In August 1944, the SS set up a Neuengamme satellite camp for women in Boizenburg. 400 Jewish women from Hungary were transported from Auschwitz-Birkenau to Boizenburg. They had to work 12-hour shifts, day and night, for the company Thomsen & Co., producing and repairing parts for fighter planes and warships.
The Boizenburg satellite camp was probably evacuated on 28 April 1945 ahead of the advancing Allied troops. The women were forced to march in the direction of Neustadt-Glewe. On 2 May 1945, the prisoners were liberated near Groß-Laasch by the US Army.
The name of the commander of the Boizenburg satellite camp for women is not known.
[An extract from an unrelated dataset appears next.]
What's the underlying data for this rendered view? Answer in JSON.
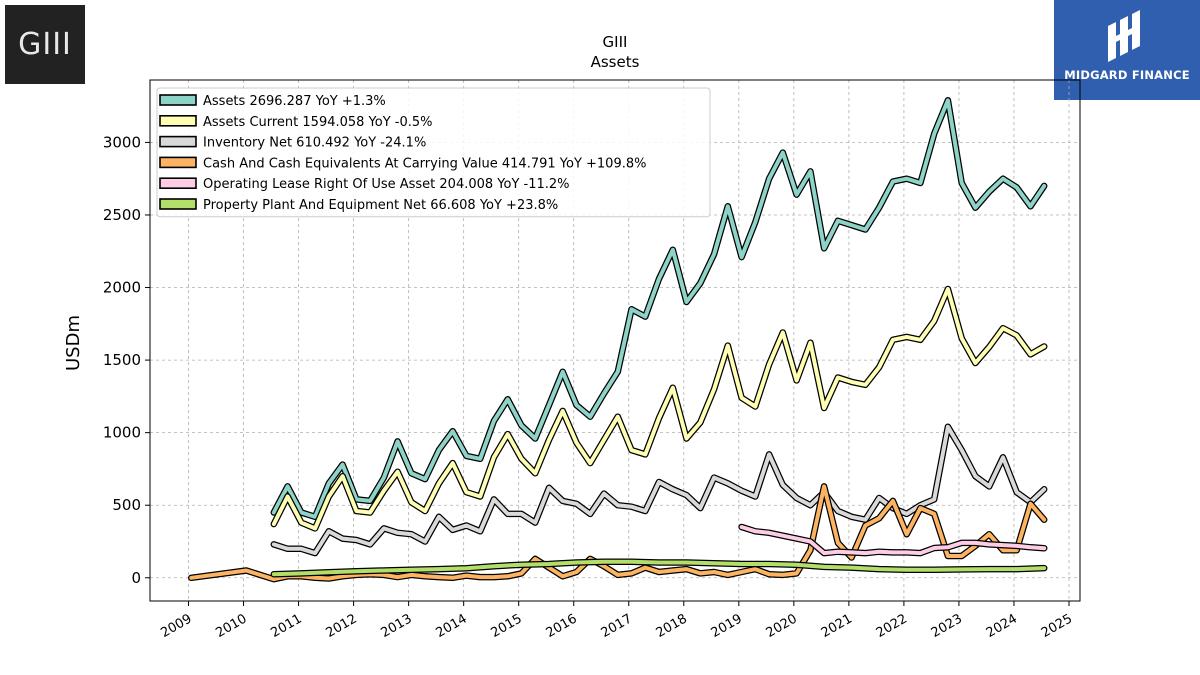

August 1944 to 28 April 1945
400 Female Prisoners
Production of aircraft and ship parts
Thomsen & Co
The Elbbergmuseum and the memorial stone are located on old Bundesstraße 5 (A-road) near the former border checkpoint (coming from the direction of Lauenburg, turn right off of the new bypass before Boizenburg). Directions by public transportation: Take bus 315 (Boizenburg–Lauenburg) to the "Vier" stop.
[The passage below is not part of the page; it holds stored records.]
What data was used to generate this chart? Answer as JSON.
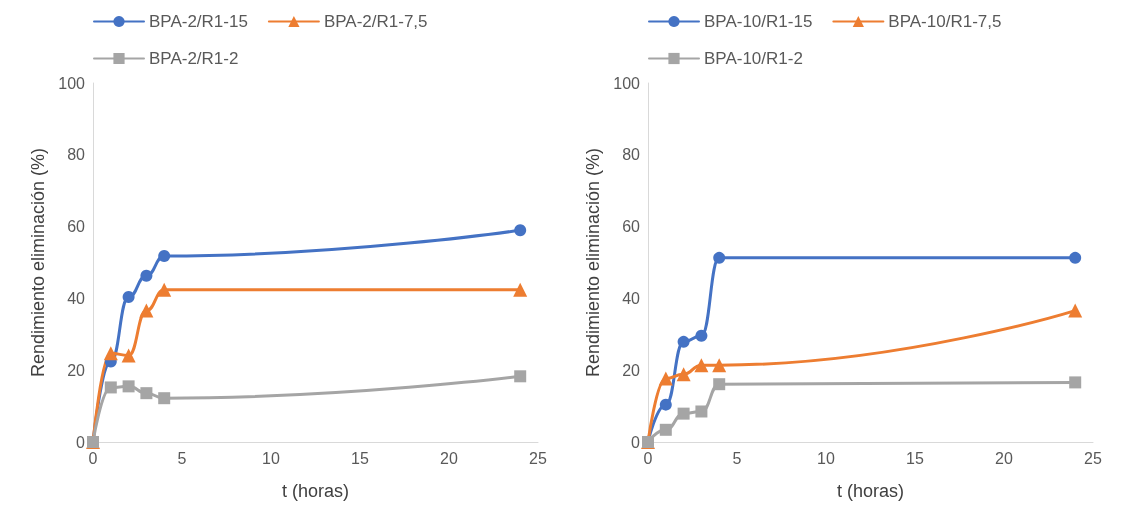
{
  "chart_data": [
    {
      "type": "line",
      "xlabel": "t (horas)",
      "ylabel": "Rendimiento eliminación (%)",
      "xlim": [
        0,
        25
      ],
      "xticks": [
        0,
        5,
        10,
        15,
        20,
        25
      ],
      "ylim": [
        0,
        100
      ],
      "yticks": [
        0,
        20,
        40,
        60,
        80,
        100
      ],
      "grid": false,
      "legend": "top",
      "x": [
        0,
        1,
        2,
        3,
        4,
        24
      ],
      "series": [
        {
          "name": "BPA-2/R1-15",
          "color": "#4472c4",
          "marker": "circle",
          "values": [
            0,
            22.4,
            40.4,
            46.3,
            51.8,
            59
          ]
        },
        {
          "name": "BPA-2/R1-7,5",
          "color": "#ed7d31",
          "marker": "triangle",
          "values": [
            0,
            24.7,
            24.1,
            36.6,
            42.4,
            42.4
          ]
        },
        {
          "name": "BPA-2/R1-2",
          "color": "#a5a5a5",
          "marker": "square",
          "values": [
            0,
            15.2,
            15.5,
            13.6,
            12.2,
            18.3
          ]
        }
      ]
    },
    {
      "type": "line",
      "xlabel": "t (horas)",
      "ylabel": "Rendimiento eliminación (%)",
      "xlim": [
        0,
        25
      ],
      "xticks": [
        0,
        5,
        10,
        15,
        20,
        25
      ],
      "ylim": [
        0,
        100
      ],
      "yticks": [
        0,
        20,
        40,
        60,
        80,
        100
      ],
      "grid": false,
      "legend": "top",
      "x": [
        0,
        1,
        2,
        3,
        4,
        24
      ],
      "series": [
        {
          "name": "BPA-10/R1-15",
          "color": "#4472c4",
          "marker": "circle",
          "values": [
            0,
            10.4,
            27.9,
            29.6,
            51.3,
            51.3
          ]
        },
        {
          "name": "BPA-10/R1-7,5",
          "color": "#ed7d31",
          "marker": "triangle",
          "values": [
            0,
            17.7,
            18.9,
            21.4,
            21.4,
            36.6
          ]
        },
        {
          "name": "BPA-10/R1-2",
          "color": "#a5a5a5",
          "marker": "square",
          "values": [
            0,
            3.4,
            7.9,
            8.5,
            16.1,
            16.6
          ]
        }
      ]
    }
  ]
}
Opening hours of the Elbbergmuseum: April–September, Sat. and Sun. 1:00 p.m.–4:00 p.m. or by appointment through the Heimatmuseum Boizenburg, Tel.: +49 (0) 38847 - 62665.
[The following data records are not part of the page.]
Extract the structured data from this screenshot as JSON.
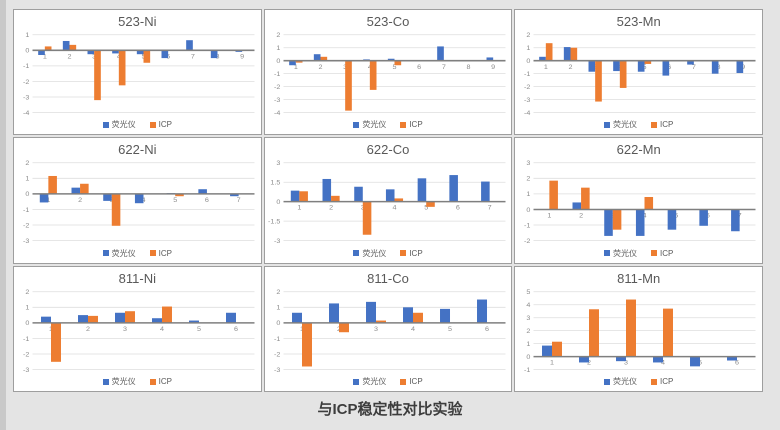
{
  "page": {
    "title": "与ICP稳定性对比实验"
  },
  "colors": {
    "series1": "#4472C4",
    "series2": "#ED7D31",
    "axis": "#7f7f7f",
    "gridline": "#dedede",
    "tick_label": "#8c8c8c",
    "chart_title": "#595959",
    "panel_border": "#9e9e9e",
    "background": "#e4e4e4"
  },
  "chart_data": [
    {
      "type": "bar",
      "title": "523-Ni",
      "categories": [
        "1",
        "2",
        "3",
        "4",
        "5",
        "6",
        "7",
        "8",
        "9"
      ],
      "series": [
        {
          "name": "荧光仪",
          "values": [
            -0.3,
            0.6,
            -0.25,
            -0.2,
            -0.25,
            -0.5,
            0.65,
            -0.5,
            -0.1
          ]
        },
        {
          "name": "ICP",
          "values": [
            0.25,
            0.35,
            -3.2,
            -2.25,
            -0.8,
            0,
            0,
            0,
            0
          ]
        }
      ],
      "ylim": [
        -4,
        1
      ],
      "yticks": [
        1,
        0,
        -1,
        -2,
        -3,
        -4
      ],
      "legend_position": "bottom",
      "grid": true
    },
    {
      "type": "bar",
      "title": "523-Co",
      "categories": [
        "1",
        "2",
        "3",
        "4",
        "5",
        "6",
        "7",
        "8",
        "9"
      ],
      "series": [
        {
          "name": "荧光仪",
          "values": [
            -0.35,
            0.5,
            -0.05,
            0.1,
            0.15,
            0,
            1.1,
            0,
            0.25
          ]
        },
        {
          "name": "ICP",
          "values": [
            -0.15,
            0.3,
            -3.85,
            -2.25,
            -0.35,
            0,
            0,
            0,
            0
          ]
        }
      ],
      "ylim": [
        -4,
        2
      ],
      "yticks": [
        2,
        1,
        0,
        -1,
        -2,
        -3,
        -4
      ],
      "legend_position": "bottom",
      "grid": true
    },
    {
      "type": "bar",
      "title": "523-Mn",
      "categories": [
        "1",
        "2",
        "3",
        "4",
        "5",
        "6",
        "7",
        "8",
        "9"
      ],
      "series": [
        {
          "name": "荧光仪",
          "values": [
            0.3,
            1.05,
            -0.85,
            -0.8,
            -0.85,
            -1.15,
            -0.3,
            -1.0,
            -0.95
          ]
        },
        {
          "name": "ICP",
          "values": [
            1.35,
            1.0,
            -3.15,
            -2.1,
            -0.25,
            0,
            0,
            0,
            0
          ]
        }
      ],
      "ylim": [
        -4,
        2
      ],
      "yticks": [
        2,
        1,
        0,
        -1,
        -2,
        -3,
        -4
      ],
      "legend_position": "bottom",
      "grid": true
    },
    {
      "type": "bar",
      "title": "622-Ni",
      "categories": [
        "1",
        "2",
        "3",
        "4",
        "5",
        "6",
        "7"
      ],
      "series": [
        {
          "name": "荧光仪",
          "values": [
            -0.55,
            0.4,
            -0.45,
            -0.6,
            0.05,
            0.3,
            -0.15
          ]
        },
        {
          "name": "ICP",
          "values": [
            1.15,
            0.65,
            -2.05,
            0,
            -0.15,
            0,
            0
          ]
        }
      ],
      "ylim": [
        -3,
        2
      ],
      "yticks": [
        2,
        1,
        0,
        -1,
        -2,
        -3
      ],
      "legend_position": "bottom",
      "grid": true
    },
    {
      "type": "bar",
      "title": "622-Co",
      "categories": [
        "1",
        "2",
        "3",
        "4",
        "5",
        "6",
        "7"
      ],
      "series": [
        {
          "name": "荧光仪",
          "values": [
            0.85,
            1.75,
            1.15,
            0.95,
            1.8,
            2.05,
            1.55
          ]
        },
        {
          "name": "ICP",
          "values": [
            0.8,
            0.45,
            -2.55,
            0.25,
            -0.4,
            0,
            0
          ]
        }
      ],
      "ylim": [
        -3,
        3
      ],
      "yticks": [
        3,
        1.5,
        0,
        -1.5,
        -3
      ],
      "legend_position": "bottom",
      "grid": true
    },
    {
      "type": "bar",
      "title": "622-Mn",
      "categories": [
        "1",
        "2",
        "3",
        "4",
        "5",
        "6",
        "7"
      ],
      "series": [
        {
          "name": "荧光仪",
          "values": [
            0,
            0.45,
            -1.7,
            -1.7,
            -1.3,
            -1.05,
            -1.4
          ]
        },
        {
          "name": "ICP",
          "values": [
            1.85,
            1.4,
            -1.3,
            0.8,
            0,
            0,
            0
          ]
        }
      ],
      "ylim": [
        -2,
        3
      ],
      "yticks": [
        3,
        2,
        1,
        0,
        -1,
        -2
      ],
      "legend_position": "bottom",
      "grid": true
    },
    {
      "type": "bar",
      "title": "811-Ni",
      "categories": [
        "1",
        "2",
        "3",
        "4",
        "5",
        "6"
      ],
      "series": [
        {
          "name": "荧光仪",
          "values": [
            0.4,
            0.5,
            0.65,
            0.3,
            0.15,
            0.65
          ]
        },
        {
          "name": "ICP",
          "values": [
            -2.5,
            0.45,
            0.75,
            1.05,
            0,
            0
          ]
        }
      ],
      "ylim": [
        -3,
        2
      ],
      "yticks": [
        2,
        1,
        0,
        -1,
        -2,
        -3
      ],
      "legend_position": "bottom",
      "grid": true
    },
    {
      "type": "bar",
      "title": "811-Co",
      "categories": [
        "1",
        "2",
        "3",
        "4",
        "5",
        "6"
      ],
      "series": [
        {
          "name": "荧光仪",
          "values": [
            0.65,
            1.25,
            1.35,
            1.0,
            0.9,
            1.5
          ]
        },
        {
          "name": "ICP",
          "values": [
            -2.8,
            -0.6,
            0.15,
            0.65,
            0,
            0
          ]
        }
      ],
      "ylim": [
        -3,
        2
      ],
      "yticks": [
        2,
        1,
        0,
        -1,
        -2,
        -3
      ],
      "legend_position": "bottom",
      "grid": true
    },
    {
      "type": "bar",
      "title": "811-Mn",
      "categories": [
        "1",
        "2",
        "3",
        "4",
        "5",
        "6"
      ],
      "series": [
        {
          "name": "荧光仪",
          "values": [
            0.85,
            -0.45,
            -0.35,
            -0.45,
            -0.75,
            -0.3
          ]
        },
        {
          "name": "ICP",
          "values": [
            1.15,
            3.65,
            4.4,
            3.7,
            0,
            0
          ]
        }
      ],
      "ylim": [
        -1,
        5
      ],
      "yticks": [
        5,
        4,
        3,
        2,
        1,
        0,
        -1
      ],
      "legend_position": "bottom",
      "grid": true
    }
  ]
}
On 3 October 1969, a monument designed by G. Zecher was dedicated at a site down from the former camp grounds. The monument is made of stones and features an offering bowl and an inscription. In the early 1990s, the kitchen hut on the camp grounds, which was still in its original state, was placed under a preservation order. Since 2000, this hut has housed the Elbbergmuseum Boizenburg. An exhibition in the front part of the building informs visitors about the history of the satellite camp through pictures, texts, a model of the camp and a few original artefacts. The back part of the building contains an exhibition on the border control facilities of the former GDR.